Tuesday, 16 December 2014
Frank D Eckardt, University of Cape Town, Cape Town, South Africa, Tyrel Flügel, University of Stellenbosch, Department of Military Geography, Stellenbosch, South Africa, Woody Cotterill, University of Stellenbosch, Stellenbosch, South Africa, Christie D Rowe, McGill University, Montreal, QC, Canada and Marty McFarlane, Bosele, Maun, Botswana
The southern African Kalahari basin is generally regarded as a stable shield area which is subject to neotectonic modification along western branches of the East African Rift System (EARS) with much focus having been given to the Okavango Graben and its associated geomorphology. In this study, we look for surface expressions that are indicative of recent to on-going tectonic modification beyond the Okavango region. A number of landforms can be highlighted. These include drainage lines in north eastern Namibia which are aligned along a “horsetail” fracture system, interpreted as the response to an apparent incipient rifting extending west of the Okavango Graben and Gumare fault line.

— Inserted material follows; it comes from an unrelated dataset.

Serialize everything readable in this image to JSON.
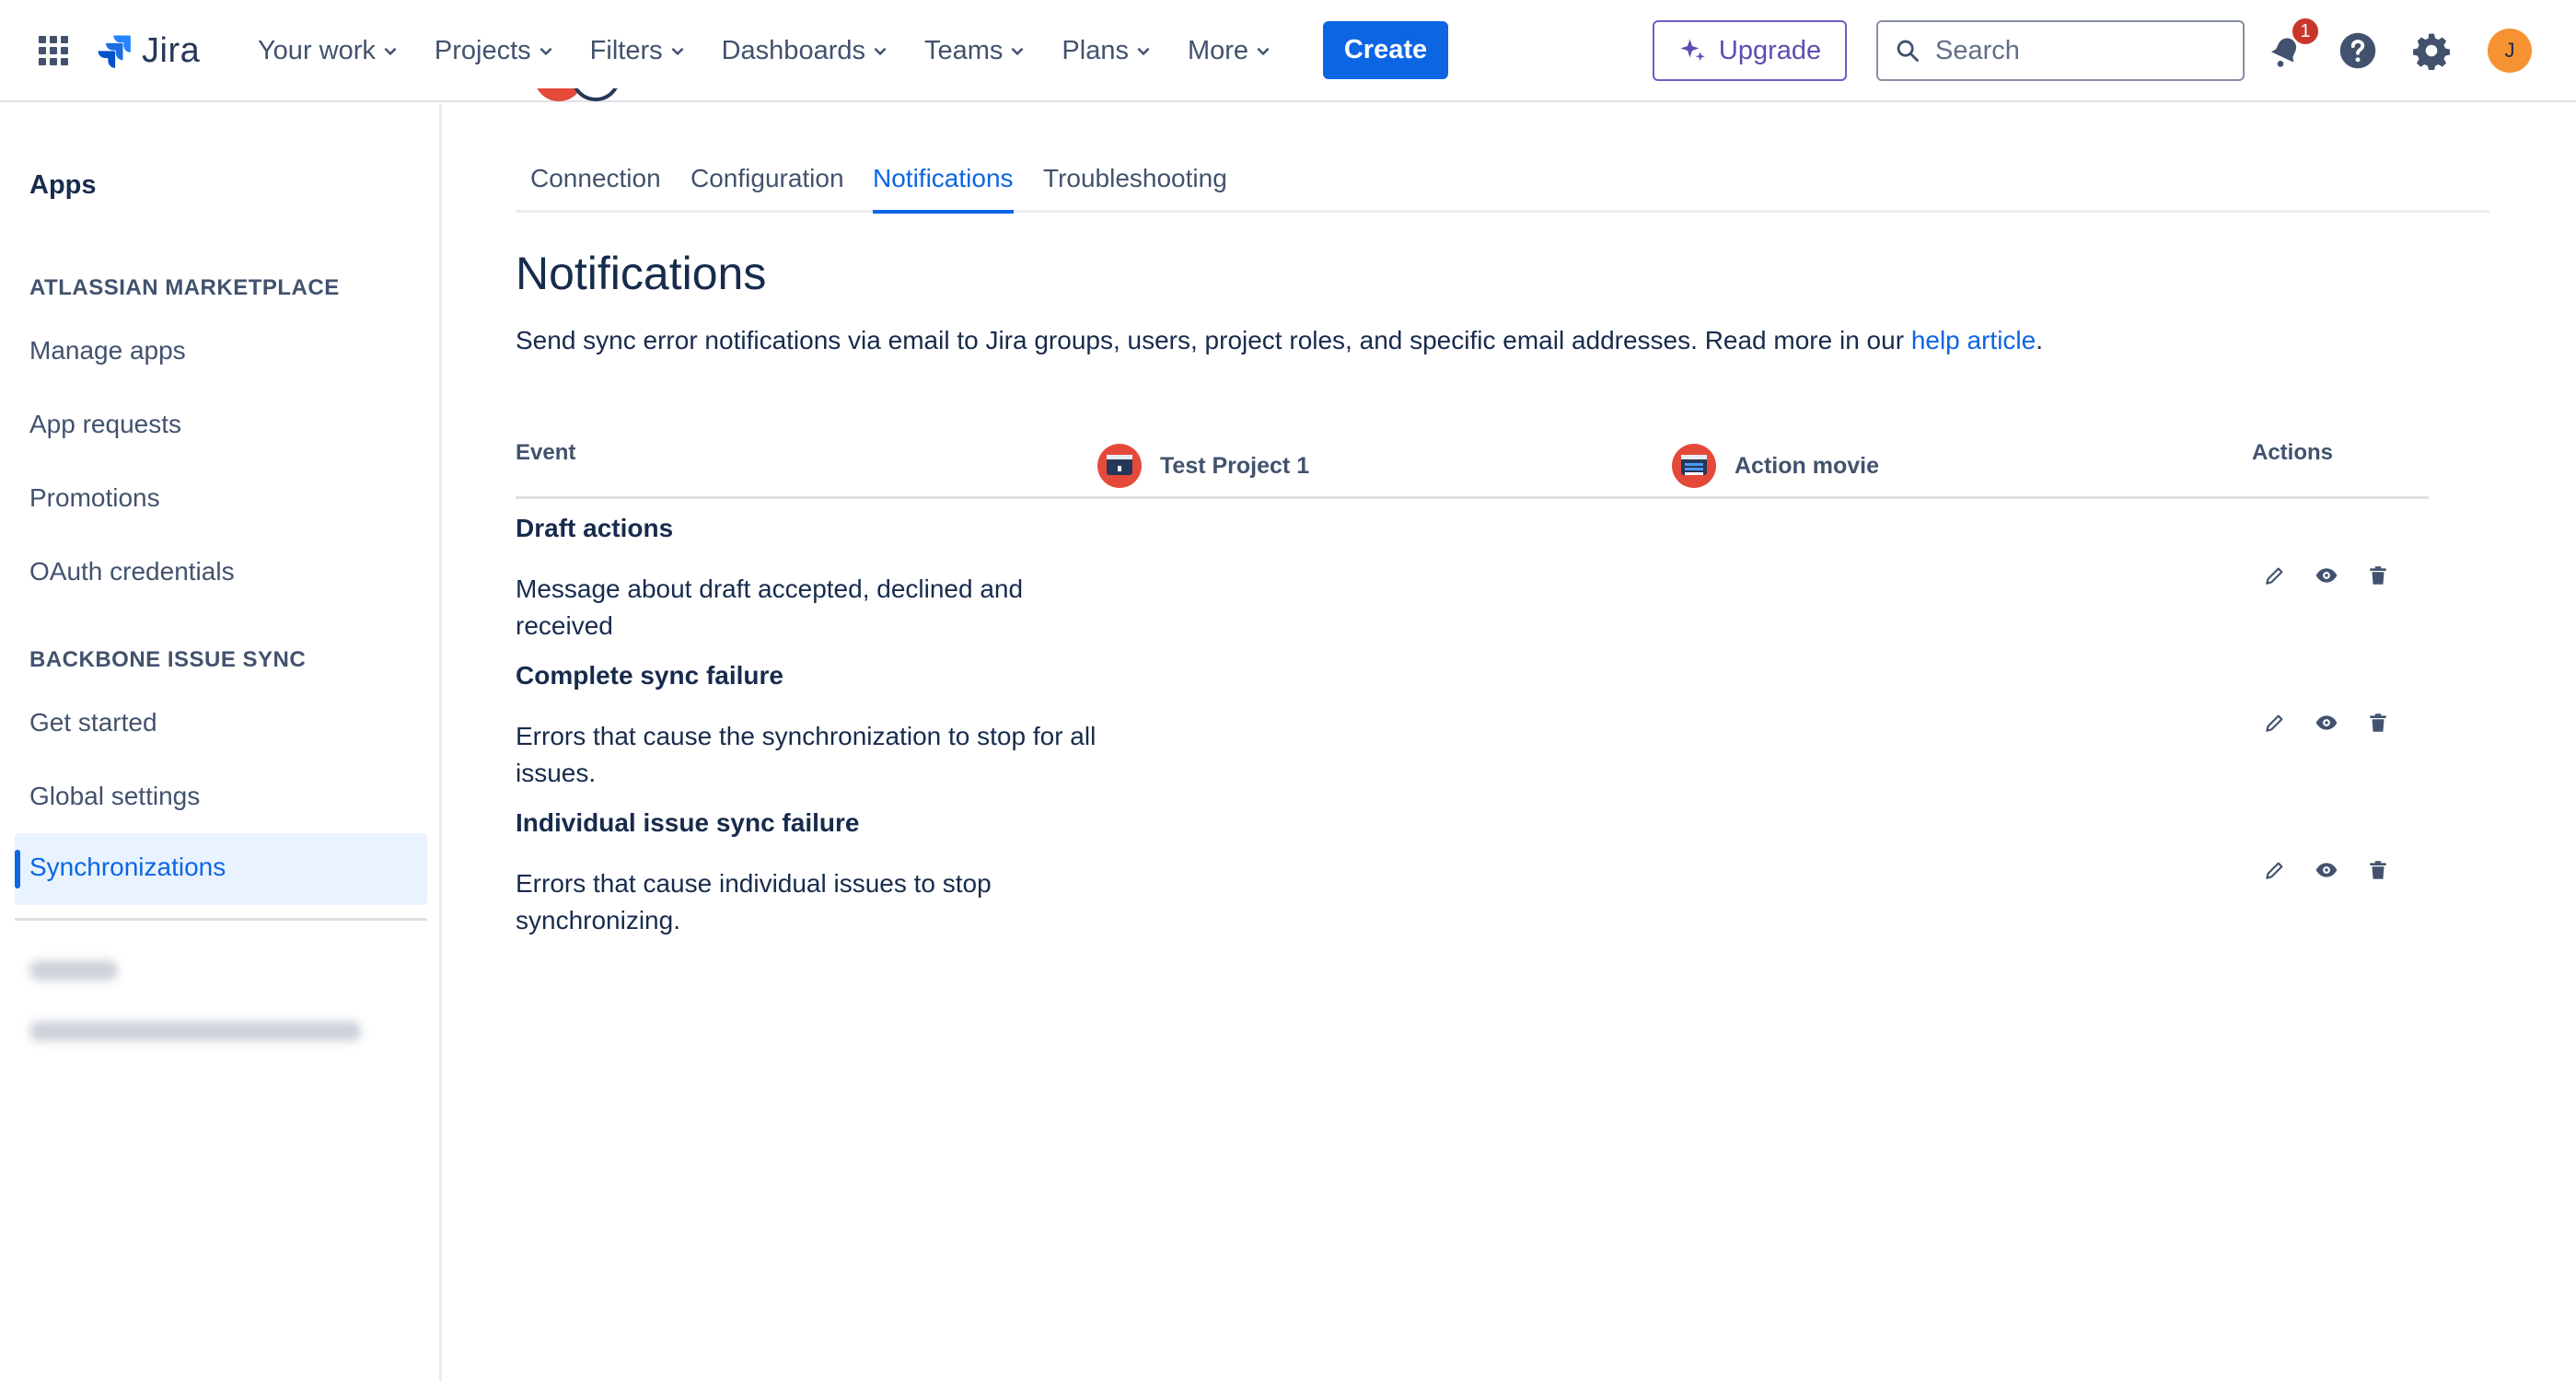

The second region of interest, in north eastern Botswana, is known to house a second lesser graben, centred along the Ntwetwe panhandle but with a wider surface manifestation than previously noted. We can demonstrate that the area north of the Makgadikgadi has been modified by “piano key” type fault blocks. And thirdly, structural modifications to linear dune ridges of the southern central Kalahari manifest faulting, shearing and rotation. These observations raise questions about the extent of tectonic processes operating across the southern African interior and attribute additional processes to Kalahari landforms.